Elefanten, Tiger, Krokodile, Gorillas und vor allem: Pandas. Wir waren im Zoo!Der Zoo von Tokyo befindet sich in einem Park im Stadtteil Ueno. Vom Bahnhof kommend passiert man zunächst das von Le Corbusier entworfene Nationalmuseum für westliche Kunst bevor man das Haupttor des Zoos erreicht. Tickets kauft man – natürlich – am Automat und freut sich direkt darüber, dass sie so günstig sind (nur 600 Yen/Person).

Spätestens jetzt ruft jede Ecke „Panda“: Pandaplüschtiere, Pandataschen, Pandakekse, Pandaplakate, Pandastatuen, Pandaaufsteller, Pandaschlüsselanhänger, Pandamosaike – wer hier die Hauptattraktion ist, ist schnell klar. Im Berliner Zoo muss man aktuell in langen Schlangen warten, wir haben diesen Schritt überspringen können und gleich drei Mal das Pandagehege besucht. Insgesamt drei Zoowärter sind hier im Einsatz und halten Schilder hoch, die im Ruhe und Fotos ohne Blitz bitten oder Besucher die zu lange vor dem Gehege verweilen weiterschieben. 
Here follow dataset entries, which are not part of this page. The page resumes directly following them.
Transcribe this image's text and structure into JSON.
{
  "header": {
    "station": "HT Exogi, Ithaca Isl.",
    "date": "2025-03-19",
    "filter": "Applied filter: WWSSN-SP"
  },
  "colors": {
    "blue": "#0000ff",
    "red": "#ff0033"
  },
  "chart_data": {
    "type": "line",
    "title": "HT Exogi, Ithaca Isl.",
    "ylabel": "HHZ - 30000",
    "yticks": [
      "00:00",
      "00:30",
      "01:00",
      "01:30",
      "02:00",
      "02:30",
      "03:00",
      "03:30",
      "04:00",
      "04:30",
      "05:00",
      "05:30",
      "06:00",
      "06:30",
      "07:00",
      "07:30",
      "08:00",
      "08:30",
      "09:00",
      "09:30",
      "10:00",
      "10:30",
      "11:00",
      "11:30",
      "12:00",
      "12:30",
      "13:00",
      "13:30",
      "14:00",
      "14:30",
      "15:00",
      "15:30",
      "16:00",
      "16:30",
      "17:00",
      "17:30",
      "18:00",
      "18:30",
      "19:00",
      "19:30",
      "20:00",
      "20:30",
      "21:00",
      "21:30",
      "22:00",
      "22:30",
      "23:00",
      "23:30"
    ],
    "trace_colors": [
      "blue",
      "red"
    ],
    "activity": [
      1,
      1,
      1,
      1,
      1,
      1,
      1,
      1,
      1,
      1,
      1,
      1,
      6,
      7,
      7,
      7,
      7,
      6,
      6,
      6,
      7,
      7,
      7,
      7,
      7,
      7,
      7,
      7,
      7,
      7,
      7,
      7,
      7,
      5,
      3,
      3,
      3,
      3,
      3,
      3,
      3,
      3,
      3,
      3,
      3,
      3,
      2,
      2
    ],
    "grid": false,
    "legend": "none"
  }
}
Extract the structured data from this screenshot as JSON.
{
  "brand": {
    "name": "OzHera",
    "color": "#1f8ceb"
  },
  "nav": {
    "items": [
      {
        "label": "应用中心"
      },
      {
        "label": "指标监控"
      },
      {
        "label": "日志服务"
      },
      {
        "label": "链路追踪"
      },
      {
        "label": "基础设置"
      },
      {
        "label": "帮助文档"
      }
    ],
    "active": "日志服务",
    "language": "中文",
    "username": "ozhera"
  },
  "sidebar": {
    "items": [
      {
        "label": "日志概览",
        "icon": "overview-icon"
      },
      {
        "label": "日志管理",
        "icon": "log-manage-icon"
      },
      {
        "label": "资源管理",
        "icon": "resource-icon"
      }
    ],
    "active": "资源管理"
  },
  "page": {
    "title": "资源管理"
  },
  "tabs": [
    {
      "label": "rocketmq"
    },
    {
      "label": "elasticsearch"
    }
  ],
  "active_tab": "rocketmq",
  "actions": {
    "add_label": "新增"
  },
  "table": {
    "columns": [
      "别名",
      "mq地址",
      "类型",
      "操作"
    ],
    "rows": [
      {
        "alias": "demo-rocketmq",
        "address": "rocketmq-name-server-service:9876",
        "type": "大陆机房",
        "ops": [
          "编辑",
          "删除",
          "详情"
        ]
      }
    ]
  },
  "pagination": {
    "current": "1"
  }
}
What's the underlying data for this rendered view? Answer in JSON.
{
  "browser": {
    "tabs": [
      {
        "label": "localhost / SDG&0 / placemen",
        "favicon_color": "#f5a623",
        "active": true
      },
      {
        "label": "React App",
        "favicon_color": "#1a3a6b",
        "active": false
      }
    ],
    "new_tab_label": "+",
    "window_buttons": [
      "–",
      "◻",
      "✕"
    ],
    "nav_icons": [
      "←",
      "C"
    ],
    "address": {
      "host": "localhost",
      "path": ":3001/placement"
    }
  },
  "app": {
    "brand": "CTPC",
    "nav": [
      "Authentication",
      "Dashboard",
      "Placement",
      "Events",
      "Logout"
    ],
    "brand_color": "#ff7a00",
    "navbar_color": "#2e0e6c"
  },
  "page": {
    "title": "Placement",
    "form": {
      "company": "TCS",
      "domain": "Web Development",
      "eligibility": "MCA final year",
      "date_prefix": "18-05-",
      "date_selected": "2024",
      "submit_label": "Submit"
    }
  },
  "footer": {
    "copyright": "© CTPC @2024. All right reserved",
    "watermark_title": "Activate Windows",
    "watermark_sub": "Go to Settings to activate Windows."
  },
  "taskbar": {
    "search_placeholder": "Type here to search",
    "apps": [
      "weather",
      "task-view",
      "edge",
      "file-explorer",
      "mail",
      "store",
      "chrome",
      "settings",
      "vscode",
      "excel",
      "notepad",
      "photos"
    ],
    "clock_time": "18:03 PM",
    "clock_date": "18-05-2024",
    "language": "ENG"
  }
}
Der Ueno Zoo hat zwei Pandas, jedoch ist nur einer im Moment für die Öffentlichkeit zu sehen. Das Pandaweibchen kümmert sich nämlich um den frischgeborenen Nachwuchs, der erst in etwa einem Monat erstmals den Besuchern gezeigt wird. Shin Shin, das Pandamännchen übernahm also all die wichtigen Aufgaben, die sich die beiden üblicherweise teilen: Erst saß er Bambusstangen knabbernd auf seinem Hintern, dann stand er auf, ging ein paar Schritte und legte sich für ein Nickerchen wieder hin. Essen und Schlafen. Ein harter Job.

Der Zoo insgesamt ist ganz hübsch: Für recht wenig Geld (in Zoodimensionen) bekommt man viel geboten. Neben den asiatischen Elefanten, den Tigern und Braunbären, gab es auch ein großes Vivarium voller Frösche, Kröten, Schlangen, Echsen, Krokodilen und Schildkröten, ein Nachttierhaus, verschiedenste Affen und – jetzt kommt etwas ganz anderes – eine Schwebebahn, die die beiden Teile des Zoos (die von einer Straße getrennt werden) miteinander verbindet.